MicroStrategy does contend that they considered the requirements themselves to be material. This addresses a different question from whether the difference between what was done and what was required was itself material and is not at issue here.
The Court makes this finding without considering the evidence objected to in Defendants' Objections to Plaintiff's Summary Judgement Evidence and therefore need not rule on those objections. Further, because the Court makes this finding regarding substantial compliance, it need not consider whether Infowise actually complied with the Contract's requirements.
V. THE DETERMINATION THAT A VALID CONTRACT GOVERNS PRECLUDES AN UNJUST ENRICHMENT CLAIM
A plaintiff may demand relief under alternative theories. FED. R. CIV. P. 8(a). This allows a plaintiff to plead both breach of contract or unjust enrichment claims; however, a plaintiff may not recover under both claims for breach of contract and unjust enrichment. See Burlington v. Southwestern Elec., 925 S.W.2d 92, 97 (Tex.App.-Texarkana 1996), aff'd, 966 S.W.2d 467 (Tex. 1998); Truly v. Austin, 744 S.W.2d 934, 936 (Tex. 1988). Where a valid, express contract governing the subject matter of the dispute exists the remedy of unjust enrichment becomes unavailable. Burlington, 925 S.W.2d at 97.As part of its motion for summary judgement, MicroStrategy renews its motion to dismiss Infowise's claim of unjust enrichment. In a prior order, the Court denied a MicroStrategy motion to dismiss the unjust enrichment claim, holding that Federal Rules of Civil Procedure 8(a) allowed Infowise to plead in the alternative.

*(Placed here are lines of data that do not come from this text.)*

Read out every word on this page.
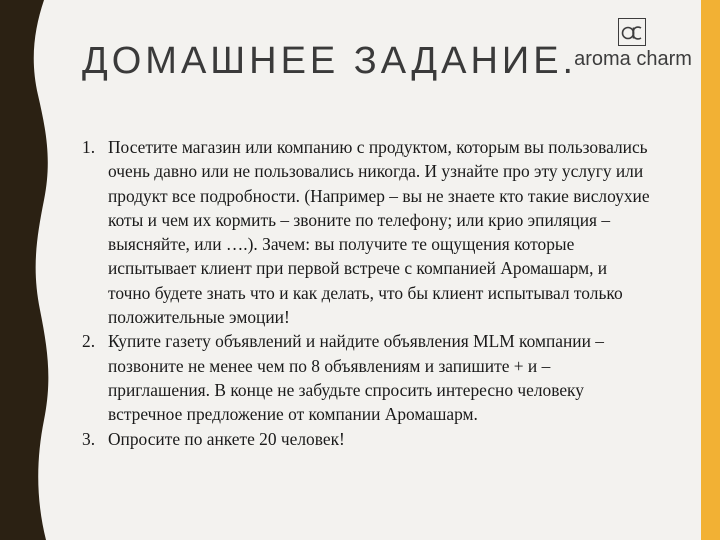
ДОМАШНЕЕ ЗАДАНИЕ.
aroma charm
1. Посетите магазин или компанию с продуктом, которым вы пользовались очень давно или не пользовались никогда. И узнайте про эту услугу или продукт все подробности. (Например – вы не знаете кто такие вислоухие коты и чем их кормить – звоните по телефону; или крио эпиляция – выясняйте, или ….). Зачем: вы получите те ощущения которые испытывает клиент при первой встрече с компанией Аромашарм, и точно будете знать что и как делать, что бы клиент испытывал только положительные эмоции!
2. Купите газету объявлений и найдите объявления MLM компании – позвоните не менее чем по 8 объявлениям и запишите + и – приглашения. В конце не забудьте спросить интересно человеку встречное предложение от компании Аромашарм.
3. Опросите по анкете 20 человек!
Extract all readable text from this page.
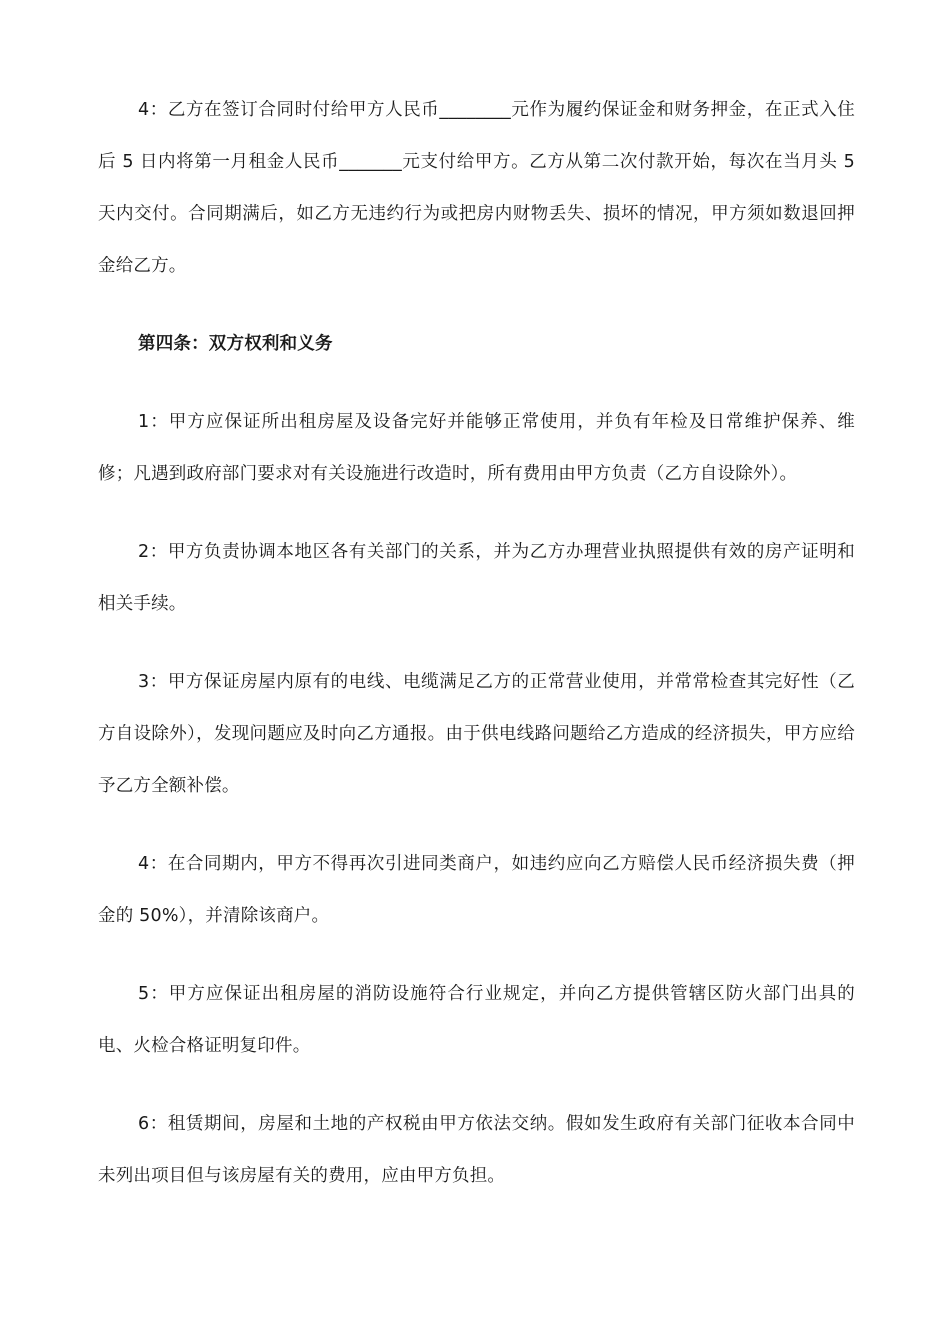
4：乙方在签订合同时付给甲方人民币________元作为履约保证金和财务押金，在正式入住后 5 日内将第一月租金人民币_______元支付给甲方。乙方从第二次付款开始，每次在当月头 5 天内交付。合同期满后，如乙方无违约行为或把房内财物丢失、损坏的情况，甲方须如数退回押金给乙方。

第四条：双方权利和义务

1：甲方应保证所出租房屋及设备完好并能够正常使用，并负有年检及日常维护保养、维修；凡遇到政府部门要求对有关设施进行改造时，所有费用由甲方负责（乙方自设除外）。

2：甲方负责协调本地区各有关部门的关系，并为乙方办理营业执照提供有效的房产证明和相关手续。

3：甲方保证房屋内原有的电线、电缆满足乙方的正常营业使用，并常常检查其完好性（乙方自设除外），发现问题应及时向乙方通报。由于供电线路问题给乙方造成的经济损失，甲方应给予乙方全额补偿。

4：在合同期内，甲方不得再次引进同类商户，如违约应向乙方赔偿人民币经济损失费（押金的 50%），并清除该商户。

5：甲方应保证出租房屋的消防设施符合行业规定，并向乙方提供管辖区防火部门出具的电、火检合格证明复印件。

6：租赁期间，房屋和土地的产权税由甲方依法交纳。假如发生政府有关部门征收本合同中未列出项目但与该房屋有关的费用，应由甲方负担。
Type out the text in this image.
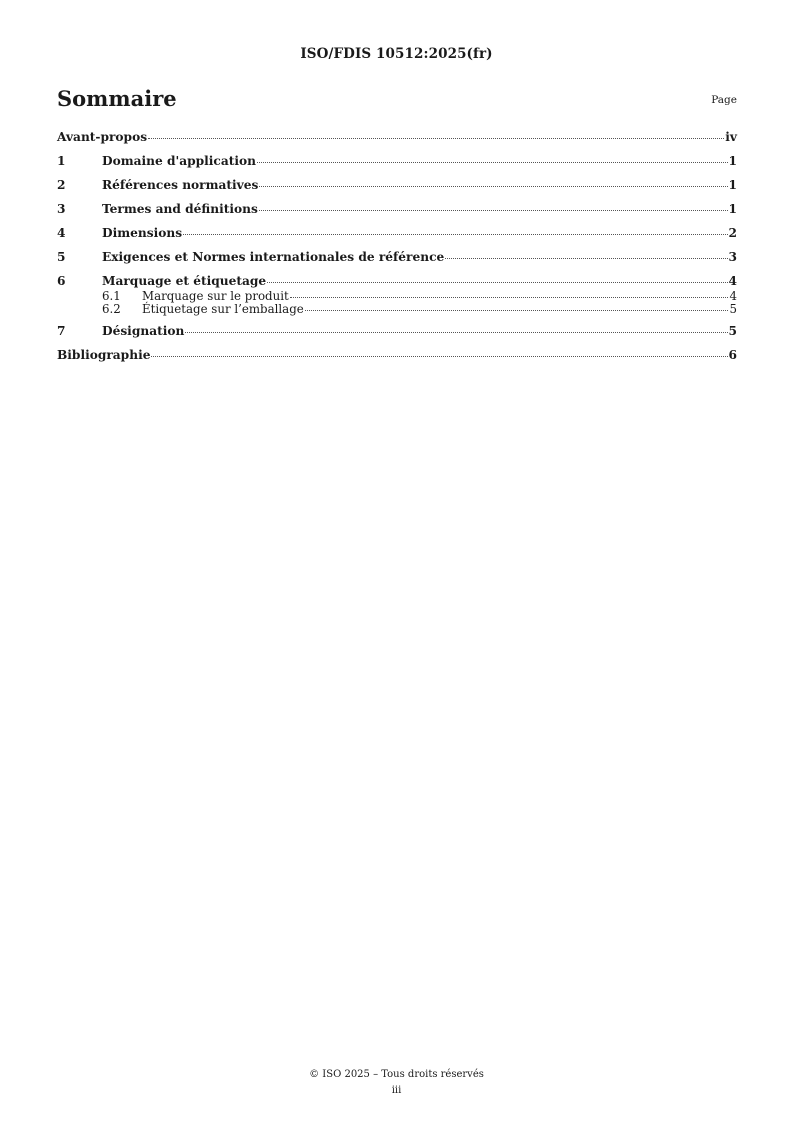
ISO/FDIS 10512:2025(fr)
Sommaire	Page
Avant-propos	iv
1	Domaine d'application	1
2	Références normatives	1
3	Termes and définitions	1
4	Dimensions	2
5	Exigences et Normes internationales de référence	3
6	Marquage et étiquetage	4
6.1	Marquage sur le produit	4
6.2	Étiquetage sur l’emballage	5
7	Désignation	5
Bibliographie	6
© ISO 2025 – Tous droits réservés
iii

Today, however, the Court has construed the Contract's limitation of liability provisions and determined that an express, valid contract governs the subject matter in dispute between the parties. Neither party has raised any other issue questioning the validity of the contract. Accordingly, because it is now determined that a valid contract governs, the Court dismisses Infowise's claim of unjust enrichment.
VI. NO CLAIM REMAINS FOR WHICH EXEMPLARY DAMAGES MAY BE AWARDED
MicroStrategy also renews its motion to dismiss Infowise's claim for exemplary damages, premised on the granting of its motion to dismiss. Virginia law requires proof of an independent, willful tort, beyond the breach of a duty imposed by contract, as a predicate for an award of punitive or exemplary damages. Kamlar Corp. v. Haley, 299 S.E.2d 514, 517-518 (Va. 1983); Gonella v. Lumbermens Mut. Cas. Co., 64 Va. Cir. 229, 234 (2004). The Court has dismissed Infowise's fraud and exemplary damages claim; only the breach of contract claim remains. Accordingly, the Court dismisses Infowise's claim for exemplary damages.